We live with cell phones, but… Do we really know how to coexist with cell phones? Are we aware of all the information we put in our cell phones? Are we prepared to use them without compromising our security?
Not without my cell phone
The first phone call from a cellular phone was made on April 3, 1973, which is why this date was chosen for the International Mobile Phone Day.
Its only purpose was to improve the mobility of communications. However, technology incorporated in today’s mobile devices is so advanced that is has far surpassed this function, creating a new age of connectivity.
If we look back in history, there are very few examples where we have been so dependent on an object. It has countless sources of entertainment, news, contacts and includes work, personal and social tools. It is a smaller version of us, of our relationships and life experiences.
Cell phones are highly integrated into our lives and this dependency was reflected in a recent study that found that 90% of European adults have their cell phones with them at all times. Source
Keeping this in mind, are we really capable of surviving without our cell phones?
There are probably not many people willing to give up their phones, so perhaps a better question would be: What’s the best way of living with our cell phones?
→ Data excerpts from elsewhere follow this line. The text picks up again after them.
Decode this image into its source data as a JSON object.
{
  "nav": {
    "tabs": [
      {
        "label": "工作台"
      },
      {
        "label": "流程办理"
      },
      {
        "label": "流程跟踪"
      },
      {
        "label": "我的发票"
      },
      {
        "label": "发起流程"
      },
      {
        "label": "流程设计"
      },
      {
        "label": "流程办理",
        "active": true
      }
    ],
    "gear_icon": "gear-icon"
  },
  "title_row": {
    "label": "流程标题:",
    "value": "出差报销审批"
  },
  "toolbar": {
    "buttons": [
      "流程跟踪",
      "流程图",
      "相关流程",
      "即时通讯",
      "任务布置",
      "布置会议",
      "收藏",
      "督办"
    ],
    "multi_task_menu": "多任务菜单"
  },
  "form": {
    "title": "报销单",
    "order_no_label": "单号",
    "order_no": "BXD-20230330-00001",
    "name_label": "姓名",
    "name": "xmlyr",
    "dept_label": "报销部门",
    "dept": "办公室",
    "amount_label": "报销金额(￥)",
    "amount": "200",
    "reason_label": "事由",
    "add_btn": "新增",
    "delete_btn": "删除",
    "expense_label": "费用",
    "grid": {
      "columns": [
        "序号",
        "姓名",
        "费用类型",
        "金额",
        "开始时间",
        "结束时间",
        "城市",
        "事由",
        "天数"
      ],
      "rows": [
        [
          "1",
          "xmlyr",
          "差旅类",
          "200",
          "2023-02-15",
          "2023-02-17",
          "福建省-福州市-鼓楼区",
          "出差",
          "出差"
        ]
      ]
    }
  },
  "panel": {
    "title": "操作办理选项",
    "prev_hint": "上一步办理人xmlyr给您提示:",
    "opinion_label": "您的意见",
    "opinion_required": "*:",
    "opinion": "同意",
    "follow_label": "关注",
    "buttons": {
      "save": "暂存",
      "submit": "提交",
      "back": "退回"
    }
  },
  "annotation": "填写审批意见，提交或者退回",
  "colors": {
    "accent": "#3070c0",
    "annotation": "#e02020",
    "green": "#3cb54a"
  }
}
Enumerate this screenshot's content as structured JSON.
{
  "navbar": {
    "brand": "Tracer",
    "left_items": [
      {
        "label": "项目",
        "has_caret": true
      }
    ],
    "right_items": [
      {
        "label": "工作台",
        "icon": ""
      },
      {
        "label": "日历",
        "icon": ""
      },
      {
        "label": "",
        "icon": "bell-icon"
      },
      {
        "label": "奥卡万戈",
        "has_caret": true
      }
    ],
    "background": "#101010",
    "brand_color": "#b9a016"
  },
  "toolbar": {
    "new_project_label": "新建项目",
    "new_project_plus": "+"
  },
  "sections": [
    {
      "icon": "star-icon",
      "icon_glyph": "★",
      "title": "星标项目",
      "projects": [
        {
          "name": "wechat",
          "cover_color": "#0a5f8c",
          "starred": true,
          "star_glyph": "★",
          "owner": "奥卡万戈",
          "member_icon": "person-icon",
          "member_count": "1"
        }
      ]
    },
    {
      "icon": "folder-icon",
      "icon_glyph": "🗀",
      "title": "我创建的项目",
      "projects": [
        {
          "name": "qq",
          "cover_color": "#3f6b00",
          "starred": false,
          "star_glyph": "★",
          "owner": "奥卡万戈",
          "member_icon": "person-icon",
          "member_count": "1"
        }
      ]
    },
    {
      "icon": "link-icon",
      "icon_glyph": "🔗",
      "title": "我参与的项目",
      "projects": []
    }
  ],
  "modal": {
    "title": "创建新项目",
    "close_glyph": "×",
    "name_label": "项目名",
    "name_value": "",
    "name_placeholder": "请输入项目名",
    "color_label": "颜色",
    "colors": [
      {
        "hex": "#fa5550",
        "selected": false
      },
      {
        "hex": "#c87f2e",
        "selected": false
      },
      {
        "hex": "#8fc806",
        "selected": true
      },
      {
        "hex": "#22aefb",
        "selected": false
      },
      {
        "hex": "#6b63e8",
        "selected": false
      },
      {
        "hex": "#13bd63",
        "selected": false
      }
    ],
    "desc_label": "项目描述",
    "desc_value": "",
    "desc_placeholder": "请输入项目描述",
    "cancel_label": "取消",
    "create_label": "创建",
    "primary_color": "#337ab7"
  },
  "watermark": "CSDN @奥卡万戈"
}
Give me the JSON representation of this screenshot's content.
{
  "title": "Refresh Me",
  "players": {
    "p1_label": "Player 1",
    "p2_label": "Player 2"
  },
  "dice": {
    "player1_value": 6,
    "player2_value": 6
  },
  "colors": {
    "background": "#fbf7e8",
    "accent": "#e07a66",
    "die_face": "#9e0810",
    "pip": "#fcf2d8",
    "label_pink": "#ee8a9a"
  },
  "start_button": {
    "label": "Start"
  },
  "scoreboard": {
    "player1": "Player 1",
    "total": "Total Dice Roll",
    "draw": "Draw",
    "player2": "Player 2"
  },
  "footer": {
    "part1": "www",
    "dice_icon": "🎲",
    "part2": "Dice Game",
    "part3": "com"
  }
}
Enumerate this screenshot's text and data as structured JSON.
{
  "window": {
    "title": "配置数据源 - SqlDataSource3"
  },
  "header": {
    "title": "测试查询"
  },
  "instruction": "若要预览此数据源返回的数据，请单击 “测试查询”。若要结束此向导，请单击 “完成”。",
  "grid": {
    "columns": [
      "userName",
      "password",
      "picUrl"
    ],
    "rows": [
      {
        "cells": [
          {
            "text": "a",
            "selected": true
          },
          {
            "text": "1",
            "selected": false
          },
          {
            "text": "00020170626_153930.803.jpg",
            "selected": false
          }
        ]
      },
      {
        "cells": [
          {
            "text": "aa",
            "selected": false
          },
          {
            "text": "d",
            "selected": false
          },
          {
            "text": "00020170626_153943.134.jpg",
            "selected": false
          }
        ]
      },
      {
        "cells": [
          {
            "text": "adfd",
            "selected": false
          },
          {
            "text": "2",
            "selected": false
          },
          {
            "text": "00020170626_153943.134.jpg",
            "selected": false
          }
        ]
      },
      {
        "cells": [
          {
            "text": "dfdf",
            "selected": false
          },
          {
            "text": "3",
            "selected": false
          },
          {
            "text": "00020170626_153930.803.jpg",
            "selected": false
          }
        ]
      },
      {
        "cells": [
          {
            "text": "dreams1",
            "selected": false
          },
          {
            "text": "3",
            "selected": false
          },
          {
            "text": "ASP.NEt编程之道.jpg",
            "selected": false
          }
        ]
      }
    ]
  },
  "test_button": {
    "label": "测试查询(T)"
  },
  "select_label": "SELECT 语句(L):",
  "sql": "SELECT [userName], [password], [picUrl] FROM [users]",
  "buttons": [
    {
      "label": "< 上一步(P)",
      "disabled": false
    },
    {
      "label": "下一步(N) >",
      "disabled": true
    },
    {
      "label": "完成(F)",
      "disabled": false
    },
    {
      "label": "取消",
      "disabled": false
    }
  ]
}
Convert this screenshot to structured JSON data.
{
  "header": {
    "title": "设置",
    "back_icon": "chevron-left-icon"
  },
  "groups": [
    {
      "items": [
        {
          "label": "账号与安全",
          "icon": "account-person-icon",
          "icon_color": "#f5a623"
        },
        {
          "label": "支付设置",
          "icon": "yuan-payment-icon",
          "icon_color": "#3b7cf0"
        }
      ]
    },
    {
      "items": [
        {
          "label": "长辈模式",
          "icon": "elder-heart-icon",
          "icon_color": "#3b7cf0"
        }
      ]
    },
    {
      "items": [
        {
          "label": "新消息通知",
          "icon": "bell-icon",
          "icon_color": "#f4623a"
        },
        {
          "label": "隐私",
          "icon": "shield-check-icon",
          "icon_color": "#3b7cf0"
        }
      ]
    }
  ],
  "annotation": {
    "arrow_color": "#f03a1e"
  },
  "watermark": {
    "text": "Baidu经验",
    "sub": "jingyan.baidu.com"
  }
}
A guide to using a cell phone securely
More functions mean more risks. As we add new apps to our cell phones, we are associating more personal information with our devices. All this information becomes a threat to our privacy if we don’t know how to protect our devices properly.
There are some habits that will help us to live with our cell phones without any problems.
1. Block the screen (password, pattern or fingerprint). This will prevent others from directly accessing your content if your phone is lost or stolen.
2. Add security tools. They are needed to find the device, block it and even eliminate data if your phone is lost or stolen. If you have sensitive information, don’t forget to activate your phone’s encryption options and periodically back up your data.
3. Virus protection. Not including virus protection for your Android phone exposes it to potential viruses that could compromise your information and security. If you have an iPhone, Apple includes security measures by default.
4. Take updates seriously. Updates are essential. In addition to new functions, they also include patches and adjustments that fix security problems or vulnerabilities that could be used to steal data or launch a malware attack.
5. Consent, only as needed. Always ensure that the authorizations are related to the app’s functions and get in the habit of reading the terms before accepting everything an app requests.
6. Only download apps from reliable sources. Only download apps on the manufacturer’s official market, Google Play or the App Store for iOS. Read user’s feedback. For apps that use sensitive information, like bank data or for online purchases, set them up to always ask for a password.
7. Be especially careful with public WiFi networks. If you use them, do not exchange any private or confidential data and do not connect to an online banking service.
8. Disconnect the GPS, bluetooth and WiFi when you aren’t using them and don’t share your location with the apps you have installed.
9. Don’t change the mobile authorizations (Rooting). Rooting puts the security of our data at greater risk. Rooting means acquiring administrative permissions and having complete access to our phone. This privilege is not just for us, but also for the apps that we install, and if they are dangerous or infected, they could have a green light to take whatever information they want.
Following this advice will make your mobile use much more secure.